Amanhã, na secção de Livros do ‘Actual’

– Entrevista com Valter Hugo Mãe, sobre O Filho de Mil Homens (Alfaguara), por José Mário Silva
Lógica Poética – Friedrich Hölderlin, org. de Bruno C. Duarte (Vendaval), por António Guerreiro
A Educação Sentimental dos Pássaros, de José Eduardo Agualusa (D. Quixote), por Pedro Mexia
Ataques ao Papa – Escândalos de Pedofilia e Polémicas Doutrinárias Contra Bento XVI, de Andrea Tornielli e Paolo Rodari (Presença), por Rosa Pedroso Lima
Nova História da Filosofia Ocidental – vol. 4, de Anthony Kenny (Gradiva), por Luís M. Faria
Ravelstein, de Saul Bellow (Quetzal), por Hugo Pinto Santos
Matadouro Cinco, de Kurt Vonnegut (Bertrand), por José Guardado Moreira
O Lanche do Senhor Verde, de Javier Saéz Castán (Orfeu Negro), por Sara Figueiredo Costa



Comentários

3 Responses to “Amanhã, na secção de Livros do ‘Actual’”

  1. Michelle Siqueira on Setembro 24th, 2011 16:18

    Gostei muito da entrevista com Valter Hugo Mãe. Esperava o velho sistema “matemático” de pergunta em “negrito” e respota abaixo, mas deparei-me com um belo texto envolvente e descontraído. Fiquei feliz.

    Parabéns pelo trabalho.
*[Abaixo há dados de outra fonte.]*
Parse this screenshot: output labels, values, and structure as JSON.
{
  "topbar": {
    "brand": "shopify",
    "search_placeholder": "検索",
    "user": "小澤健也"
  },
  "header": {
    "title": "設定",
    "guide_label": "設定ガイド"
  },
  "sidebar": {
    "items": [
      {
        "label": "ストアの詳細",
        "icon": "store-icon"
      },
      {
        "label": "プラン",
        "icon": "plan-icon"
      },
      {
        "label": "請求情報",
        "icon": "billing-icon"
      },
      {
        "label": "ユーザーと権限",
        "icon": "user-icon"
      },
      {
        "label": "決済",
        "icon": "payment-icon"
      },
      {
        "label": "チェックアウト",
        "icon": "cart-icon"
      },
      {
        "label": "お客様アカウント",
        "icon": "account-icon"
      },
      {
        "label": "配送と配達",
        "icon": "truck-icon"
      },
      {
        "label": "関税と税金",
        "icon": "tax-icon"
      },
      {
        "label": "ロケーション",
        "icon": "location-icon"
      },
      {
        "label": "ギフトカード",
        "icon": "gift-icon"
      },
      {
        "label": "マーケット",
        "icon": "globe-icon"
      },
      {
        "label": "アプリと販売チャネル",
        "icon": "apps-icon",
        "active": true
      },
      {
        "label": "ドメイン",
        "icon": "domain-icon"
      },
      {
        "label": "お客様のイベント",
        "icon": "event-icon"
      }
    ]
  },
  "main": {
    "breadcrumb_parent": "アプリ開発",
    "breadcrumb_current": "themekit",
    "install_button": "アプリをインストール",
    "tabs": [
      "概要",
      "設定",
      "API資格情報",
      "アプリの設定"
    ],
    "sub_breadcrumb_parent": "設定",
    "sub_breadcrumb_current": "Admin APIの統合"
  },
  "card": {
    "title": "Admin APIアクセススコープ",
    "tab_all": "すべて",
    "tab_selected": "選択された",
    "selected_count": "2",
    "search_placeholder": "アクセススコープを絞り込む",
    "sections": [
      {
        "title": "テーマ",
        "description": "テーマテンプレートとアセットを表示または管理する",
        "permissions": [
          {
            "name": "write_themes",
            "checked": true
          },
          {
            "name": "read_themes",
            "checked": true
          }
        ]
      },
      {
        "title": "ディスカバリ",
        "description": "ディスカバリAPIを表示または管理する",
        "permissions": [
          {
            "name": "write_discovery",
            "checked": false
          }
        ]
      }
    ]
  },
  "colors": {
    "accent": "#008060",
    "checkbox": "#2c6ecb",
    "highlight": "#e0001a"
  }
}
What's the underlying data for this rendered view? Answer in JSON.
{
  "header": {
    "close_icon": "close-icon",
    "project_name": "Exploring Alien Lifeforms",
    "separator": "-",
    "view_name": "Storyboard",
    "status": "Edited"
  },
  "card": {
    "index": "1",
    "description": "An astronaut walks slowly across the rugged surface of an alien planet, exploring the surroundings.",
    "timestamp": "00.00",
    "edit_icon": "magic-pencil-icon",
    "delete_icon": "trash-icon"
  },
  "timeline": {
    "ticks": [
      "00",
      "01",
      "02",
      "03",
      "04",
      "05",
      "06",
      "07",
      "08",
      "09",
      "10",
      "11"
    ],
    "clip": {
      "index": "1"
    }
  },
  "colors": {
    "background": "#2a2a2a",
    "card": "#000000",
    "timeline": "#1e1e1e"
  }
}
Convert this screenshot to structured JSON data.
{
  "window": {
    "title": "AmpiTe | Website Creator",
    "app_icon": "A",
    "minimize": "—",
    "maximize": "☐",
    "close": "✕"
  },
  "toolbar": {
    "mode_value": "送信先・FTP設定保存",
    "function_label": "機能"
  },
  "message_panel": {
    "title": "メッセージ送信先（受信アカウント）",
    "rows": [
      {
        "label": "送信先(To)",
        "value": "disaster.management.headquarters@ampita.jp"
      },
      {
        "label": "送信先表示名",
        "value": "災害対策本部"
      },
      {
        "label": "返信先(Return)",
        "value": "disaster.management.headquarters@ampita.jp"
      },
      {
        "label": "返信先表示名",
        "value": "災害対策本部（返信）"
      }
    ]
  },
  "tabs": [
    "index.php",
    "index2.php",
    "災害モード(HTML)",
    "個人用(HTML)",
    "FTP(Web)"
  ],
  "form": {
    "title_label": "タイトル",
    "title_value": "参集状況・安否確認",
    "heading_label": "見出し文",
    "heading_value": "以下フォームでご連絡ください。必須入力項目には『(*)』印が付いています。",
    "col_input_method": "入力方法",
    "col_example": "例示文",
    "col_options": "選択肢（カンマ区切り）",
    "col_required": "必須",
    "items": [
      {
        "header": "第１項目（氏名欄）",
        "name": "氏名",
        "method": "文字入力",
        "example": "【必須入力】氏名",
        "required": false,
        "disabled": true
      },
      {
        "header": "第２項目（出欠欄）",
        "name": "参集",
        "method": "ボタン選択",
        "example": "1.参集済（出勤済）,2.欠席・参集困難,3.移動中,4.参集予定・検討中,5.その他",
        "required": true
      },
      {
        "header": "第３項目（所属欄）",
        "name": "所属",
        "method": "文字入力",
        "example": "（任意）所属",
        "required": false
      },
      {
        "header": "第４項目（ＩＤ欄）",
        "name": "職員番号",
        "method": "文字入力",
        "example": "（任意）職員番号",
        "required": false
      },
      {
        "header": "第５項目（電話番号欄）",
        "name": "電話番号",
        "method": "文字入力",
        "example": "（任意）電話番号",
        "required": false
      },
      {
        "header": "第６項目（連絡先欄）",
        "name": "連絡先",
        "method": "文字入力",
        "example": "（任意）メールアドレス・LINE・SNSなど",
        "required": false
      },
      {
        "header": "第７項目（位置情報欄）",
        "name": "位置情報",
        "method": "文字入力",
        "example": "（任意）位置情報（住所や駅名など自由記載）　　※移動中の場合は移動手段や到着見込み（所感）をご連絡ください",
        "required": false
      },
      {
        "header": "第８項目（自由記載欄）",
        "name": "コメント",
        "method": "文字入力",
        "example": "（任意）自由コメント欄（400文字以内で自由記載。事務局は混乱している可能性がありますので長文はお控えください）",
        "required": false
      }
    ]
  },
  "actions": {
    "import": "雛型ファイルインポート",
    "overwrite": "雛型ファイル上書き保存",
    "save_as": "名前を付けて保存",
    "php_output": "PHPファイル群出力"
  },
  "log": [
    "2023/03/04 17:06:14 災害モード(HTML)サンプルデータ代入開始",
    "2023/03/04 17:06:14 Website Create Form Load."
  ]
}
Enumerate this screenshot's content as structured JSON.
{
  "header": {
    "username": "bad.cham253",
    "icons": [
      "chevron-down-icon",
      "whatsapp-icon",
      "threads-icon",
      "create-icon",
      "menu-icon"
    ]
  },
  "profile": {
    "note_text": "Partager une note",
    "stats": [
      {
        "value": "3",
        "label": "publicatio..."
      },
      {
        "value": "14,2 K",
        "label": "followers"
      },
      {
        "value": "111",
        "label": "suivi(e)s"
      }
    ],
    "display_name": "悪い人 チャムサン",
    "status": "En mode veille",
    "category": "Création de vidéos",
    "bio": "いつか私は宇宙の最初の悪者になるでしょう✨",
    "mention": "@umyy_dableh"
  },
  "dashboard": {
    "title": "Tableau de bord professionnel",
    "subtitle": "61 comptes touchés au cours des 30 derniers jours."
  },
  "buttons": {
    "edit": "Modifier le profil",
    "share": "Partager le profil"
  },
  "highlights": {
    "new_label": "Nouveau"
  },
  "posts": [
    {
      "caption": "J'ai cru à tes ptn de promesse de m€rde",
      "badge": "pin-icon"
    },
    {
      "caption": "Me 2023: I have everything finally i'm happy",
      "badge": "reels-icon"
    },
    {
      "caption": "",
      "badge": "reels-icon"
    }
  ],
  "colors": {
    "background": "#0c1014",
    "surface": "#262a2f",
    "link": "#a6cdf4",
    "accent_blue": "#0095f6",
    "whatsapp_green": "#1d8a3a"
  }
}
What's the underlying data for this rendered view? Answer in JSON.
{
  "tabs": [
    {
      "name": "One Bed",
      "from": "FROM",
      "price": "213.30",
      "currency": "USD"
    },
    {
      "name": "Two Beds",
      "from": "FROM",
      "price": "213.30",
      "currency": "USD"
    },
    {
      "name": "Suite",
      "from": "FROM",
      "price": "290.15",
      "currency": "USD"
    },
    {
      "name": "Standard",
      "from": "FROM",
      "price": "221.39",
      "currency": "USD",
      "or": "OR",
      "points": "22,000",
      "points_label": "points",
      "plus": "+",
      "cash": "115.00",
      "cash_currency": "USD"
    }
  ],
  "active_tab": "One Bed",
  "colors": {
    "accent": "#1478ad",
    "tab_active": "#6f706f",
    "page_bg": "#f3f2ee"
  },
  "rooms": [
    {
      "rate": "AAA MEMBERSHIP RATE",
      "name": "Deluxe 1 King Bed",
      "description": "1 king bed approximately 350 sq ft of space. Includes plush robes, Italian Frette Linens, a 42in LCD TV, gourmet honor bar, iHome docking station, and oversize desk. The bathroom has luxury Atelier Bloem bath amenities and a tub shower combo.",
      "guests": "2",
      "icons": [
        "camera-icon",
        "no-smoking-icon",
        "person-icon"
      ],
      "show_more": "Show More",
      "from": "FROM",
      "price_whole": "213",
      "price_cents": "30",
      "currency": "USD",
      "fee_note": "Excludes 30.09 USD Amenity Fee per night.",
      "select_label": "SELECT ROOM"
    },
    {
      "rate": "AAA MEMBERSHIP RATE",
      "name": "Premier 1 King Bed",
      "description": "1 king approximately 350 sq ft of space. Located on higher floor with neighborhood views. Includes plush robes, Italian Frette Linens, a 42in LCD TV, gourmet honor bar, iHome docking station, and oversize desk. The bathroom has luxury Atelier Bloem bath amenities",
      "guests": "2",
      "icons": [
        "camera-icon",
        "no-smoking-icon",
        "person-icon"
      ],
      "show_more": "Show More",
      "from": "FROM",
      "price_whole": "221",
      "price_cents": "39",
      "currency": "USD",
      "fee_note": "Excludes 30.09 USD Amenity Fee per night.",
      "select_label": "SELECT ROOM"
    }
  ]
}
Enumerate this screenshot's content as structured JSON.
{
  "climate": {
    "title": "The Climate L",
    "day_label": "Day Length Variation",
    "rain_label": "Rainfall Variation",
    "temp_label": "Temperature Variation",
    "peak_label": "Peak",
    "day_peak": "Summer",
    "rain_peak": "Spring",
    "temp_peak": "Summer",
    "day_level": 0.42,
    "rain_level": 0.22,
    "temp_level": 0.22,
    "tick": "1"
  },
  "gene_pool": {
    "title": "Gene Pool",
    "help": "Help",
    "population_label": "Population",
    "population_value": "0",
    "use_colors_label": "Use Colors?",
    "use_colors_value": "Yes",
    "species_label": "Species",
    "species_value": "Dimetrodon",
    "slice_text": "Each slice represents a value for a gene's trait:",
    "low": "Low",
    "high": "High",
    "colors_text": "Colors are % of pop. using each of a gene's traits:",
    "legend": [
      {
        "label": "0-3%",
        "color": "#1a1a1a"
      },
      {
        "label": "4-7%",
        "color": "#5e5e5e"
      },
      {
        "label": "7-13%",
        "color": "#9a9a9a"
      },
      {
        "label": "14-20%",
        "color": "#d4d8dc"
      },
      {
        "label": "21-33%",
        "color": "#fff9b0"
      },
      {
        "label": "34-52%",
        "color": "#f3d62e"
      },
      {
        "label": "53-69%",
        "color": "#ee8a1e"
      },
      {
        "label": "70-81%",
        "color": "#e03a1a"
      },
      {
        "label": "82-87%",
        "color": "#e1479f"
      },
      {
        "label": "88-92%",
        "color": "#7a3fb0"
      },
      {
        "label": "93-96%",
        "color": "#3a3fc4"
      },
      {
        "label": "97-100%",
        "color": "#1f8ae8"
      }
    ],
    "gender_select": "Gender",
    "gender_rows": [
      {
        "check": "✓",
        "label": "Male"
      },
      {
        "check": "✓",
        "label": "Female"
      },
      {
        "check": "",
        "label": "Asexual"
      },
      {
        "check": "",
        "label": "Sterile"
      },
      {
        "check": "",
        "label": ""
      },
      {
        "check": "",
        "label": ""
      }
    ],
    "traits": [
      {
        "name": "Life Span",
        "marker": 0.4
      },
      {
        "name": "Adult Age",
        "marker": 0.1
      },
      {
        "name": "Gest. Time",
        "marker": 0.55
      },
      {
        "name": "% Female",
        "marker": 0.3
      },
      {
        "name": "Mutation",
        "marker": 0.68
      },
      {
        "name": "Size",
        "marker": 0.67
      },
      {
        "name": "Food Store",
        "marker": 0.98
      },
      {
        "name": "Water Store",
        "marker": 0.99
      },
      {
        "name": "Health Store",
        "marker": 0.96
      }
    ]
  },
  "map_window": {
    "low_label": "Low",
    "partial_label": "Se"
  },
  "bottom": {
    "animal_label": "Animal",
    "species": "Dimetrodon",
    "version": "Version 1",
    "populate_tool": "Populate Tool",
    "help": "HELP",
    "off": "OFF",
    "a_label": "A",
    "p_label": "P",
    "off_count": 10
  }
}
Parabéns pela iniciativa da oferta de livros no Miradouro.

    Michelle

  2. antónia nicanor on Setembro 27th, 2011 12:07

    Dá tanto jeito uma entrevista ao autor precisamente no fim de semana do lançamento!… É claro que deve ter sido pura coincidência, mas dá um ar tão fofinho, tão, sei lá, de ajuda ao próximo… Você é um anjo, sr Silva!

  3. José Mário Silva on Setembro 27th, 2011 17:04

    antónia,

    Que eu saiba, é normal as entrevistas a um autor serem publicadas em simultâneo com o lançamento do respectivo livro (ou filme, ou disco). Nem sempre é possível, por razões de espaço ou de agenda, mas é desejável.
    No caso do Valter, até houve várias entrevistas que saíram antes do lançamento do livro.
    Não se trata, como é óbvio, de ajudar seja quem for, mas de informar os leitores que (ainda) compram jornais e revistas.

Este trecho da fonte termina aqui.